Лицо мальчика было покрыто желтоватой пылью. Вид у него был нездоровый, усталый и голодный, а глаза воспалены.
— Лови рыбу, Тенгери!
Золотой Цветок устало улыбнулась. Мы сильно проголодались, а лошади до того выдохлись, что мне было больно на них смотреть. Мы разложили костер у самой воды. Через некоторое время Тенгери поймал одну рыбу и сразу еще одну.
— Здесь мы не останемся! — сказал мальчик. — Кедры здесь есть, но рыбы совсем немного!
Мы присели к огню и поджарили рыбу.
Заходящее солнце коснулось высокой травы и окрасило вечнозеленые кедры в красный цвет.
В спускающихся сумерках Золотой Цветок заснула. Мальчик спал, положив ей голову на грудь, и во сне их бледные лица походили на лица мертвецов.
Головешки в костре догорали.
Озеро что-то бормотало во сне.
Цветы закрыли свои головки.
Я поднялся на невысокий холмик и увидел, как из почти совсем зашедшего солнца выехало десять всадников — с копьями, мечами и боевыми топорами. Они быстро приближались к нам. Я еще раз бросил взгляд на три кедра и мысленно произнес, как клятву: «Кедрам не дано умереть, они растут из прошлого в будущее, они живут среди нас, как могучие великаны, они свидетели времен. И когда ветер набрасывается на них, они начинают рассказывать, как умудренные жизнью седовласые старцы. И да умножится мудрость тех, кто будет внимать им. Слышишь, Тенгери?»
И я пошел обратно, к потухшему уже костру, и сел рядом с Золотым Цветком и Тенгери.
Они все еще спали.
А когда всадники спрыгнули с лошадей, я тоже закрыл глаза.
Тенгери, сын Черного Волка
ЖЕРЕБЕЦ БЕЛОЙ МАСТИ
Десять тысяч черных как ночь телохранителей стерегли сон великого хана. Это были воины молчаливые и несгибаемые, верные хану до последнего вздоха. В центре лагеря возвышалась внушительная дворцовая юрта, к которой жались юрты куда поменьше — младших жен хана и его слуг.
У одной из последних августовских ночей оказались ледяные руки, и из сотен тысяч круглых отверстий в крышах юрт в небо тянулись тонкие дымки.
Стояла тишина.
Ни ветерка.
Ни одна птица не вскрикнула.
Только луна светила, круглая и ясная, и золотое острие на дворцовой юрте сияло, как звезда.

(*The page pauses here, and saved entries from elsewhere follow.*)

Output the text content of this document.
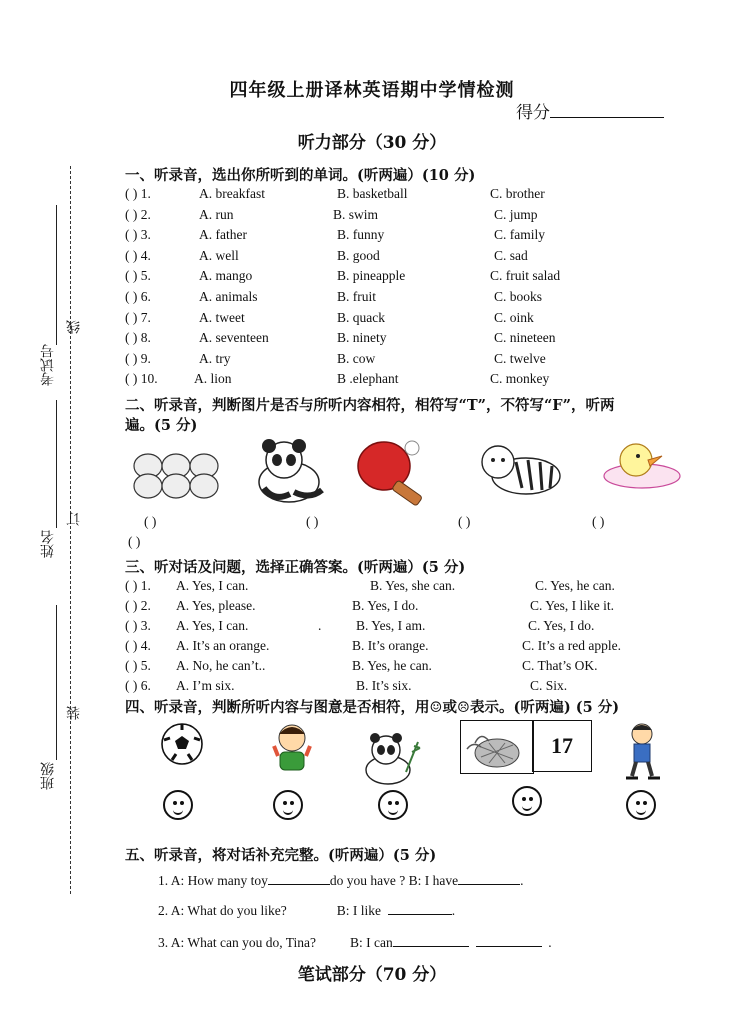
四年级上册译林英语期中学情检测
得分
听力部分（30 分）
考试号
线
姓名
订
班级
装
一、听录音，选出你所听到的单词。(听两遍）(10 分)
( ) 1.	A. breakfast	B. basketball	C. brother
( ) 2.	A. run	B. swim	C. jump
( ) 3.	A. father	B. funny	C. family
( ) 4.	A. well	B. good	C. sad
( ) 5.	A. mango	B. pineapple	C. fruit salad
( ) 6.	A. animals	B. fruit	C. books
( ) 7.	A. tweet	B. quack	C. oink
( ) 8.	A. seventeen	B. ninety	C. nineteen
( ) 9.	A. try	B. cow	C. twelve
( ) 10.	A. lion	B .elephant	C. monkey
二、听录音，判断图片是否与所听内容相符，相符写“T”，不符写“F”，听两
遍。(5 分)
( )	( )	( )	( )
( )
三、听对话及问题，选择正确答案。(听两遍）(5 分)
( ) 1. A. Yes, I can.	B. Yes, she can.	C. Yes, he can.
( ) 2. A. Yes, please.	B. Yes, I do.	C. Yes, I like it.
( ) 3. A. Yes, I can.	B. Yes, I am.	C. Yes, I do.
.
( ) 4. A. It’s an orange.	B. It’s orange.	C. It’s a red apple.
( ) 5. A. No, he can’t..	B. Yes, he can.	C. That’s OK.
( ) 6. A. I’m six.	B. It’s six.	C. Six.
四、听录音，判断所听内容与图意是否相符，用☺或☹表示。(听两遍) (5 分)
17
五、听录音，将对话补充完整。(听两遍）(5 分)
1. A: How many toy	do you have ? B: I have	.
2. A: What do you like?	B: I like	.
3. A: What can you do, Tina?	B: I can	.
笔试部分（70 分）
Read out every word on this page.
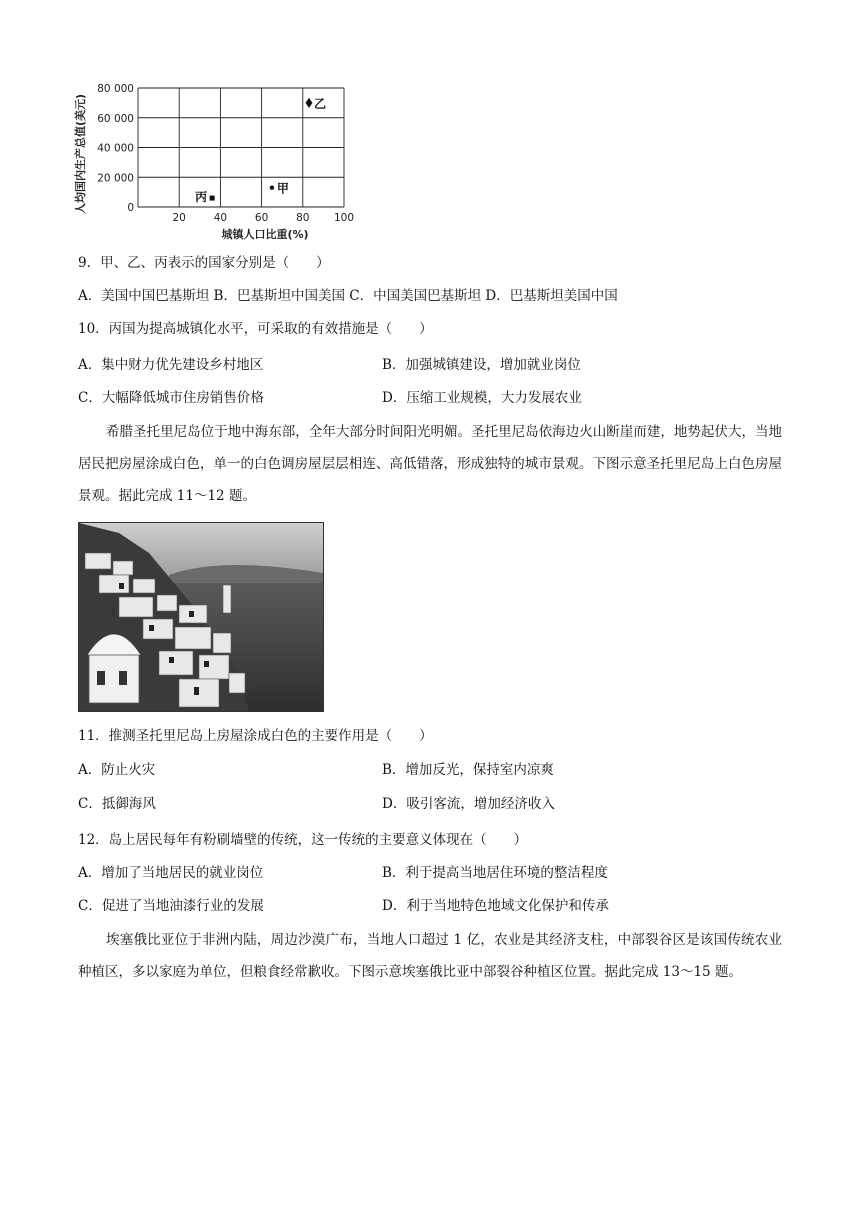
人均国内生产总值(美元)
城镇人口比重(%)
80 000
60 000
40 000
20 000
0
20	40	60	80 100
乙
甲
丙
9．甲、乙、丙表示的国家分别是（　　）
A．美国中国巴基斯坦 B．巴基斯坦中国美国 C．中国美国巴基斯坦 D．巴基斯坦美国中国
10．丙国为提高城镇化水平，可采取的有效措施是（　　）
A．集中财力优先建设乡村地区	B．加强城镇建设，增加就业岗位
C．大幅降低城市住房销售价格	D．压缩工业规模，大力发展农业
希腊圣托里尼岛位于地中海东部，全年大部分时间阳光明媚。圣托里尼岛依海边火山断崖而建，地势起伏大，当地居民把房屋涂成白色，单一的白色调房屋层层相连、高低错落，形成独特的城市景观。下图示意圣托里尼岛上白色房屋景观。据此完成 11～12 题。
11．推测圣托里尼岛上房屋涂成白色的主要作用是（　　）
A．防止火灾	B．增加反光，保持室内凉爽
C．抵御海风	D．吸引客流，增加经济收入
12．岛上居民每年有粉刷墙壁的传统，这一传统的主要意义体现在（　　）
A．增加了当地居民的就业岗位	B．利于提高当地居住环境的整洁程度
C．促进了当地油漆行业的发展	D．利于当地特色地域文化保护和传承
埃塞俄比亚位于非洲内陆，周边沙漠广布，当地人口超过 1 亿，农业是其经济支柱，中部裂谷区是该国传统农业种植区，多以家庭为单位，但粮食经常歉收。下图示意埃塞俄比亚中部裂谷种植区位置。据此完成 13～15 题。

Первыми проявили беспокойство лошади, за ними заблеяли овцы, и уже после этого проснулись пастухи. Тенгери посмотрел в сторону главного лагеря, который мерцал вдали подобно колышущемуся морю. Он вскочил на своего жеребца, пригнулся к его шее, втянул в себя холодный воздух и закричал:
— Идет буря! Буря! Буря!
Другие пастухи тоже закричали:
— Буря! Буря!
Стада смешались, их сбивало то в одну сторону, то в другую.
Надо было отогнать их к главному лагерю. Но прежде чем они туда попали, непогода застигла их, и ветер страшной силы бросал животных и людей на траву и на камни. Пошел крупный град. На краю орды от ударов молнии загорелось несколько юрт, и снопы искр от горящего войлока вздымались к небу, как из пасти огнедышащего дракона.
Тенгери лежал за своей упавшей лошадью, обмотав кулак поводом. На какие-то мгновения его заняла мысль: «Великий хан выходит победителем из всех битв, великий хан повергает всех врагов, но и великий хан бессилен, когда боги посылают на нас злую бурю. Известно ли ему хотя бы, за что нас наказывает Вечное Синее Небо?»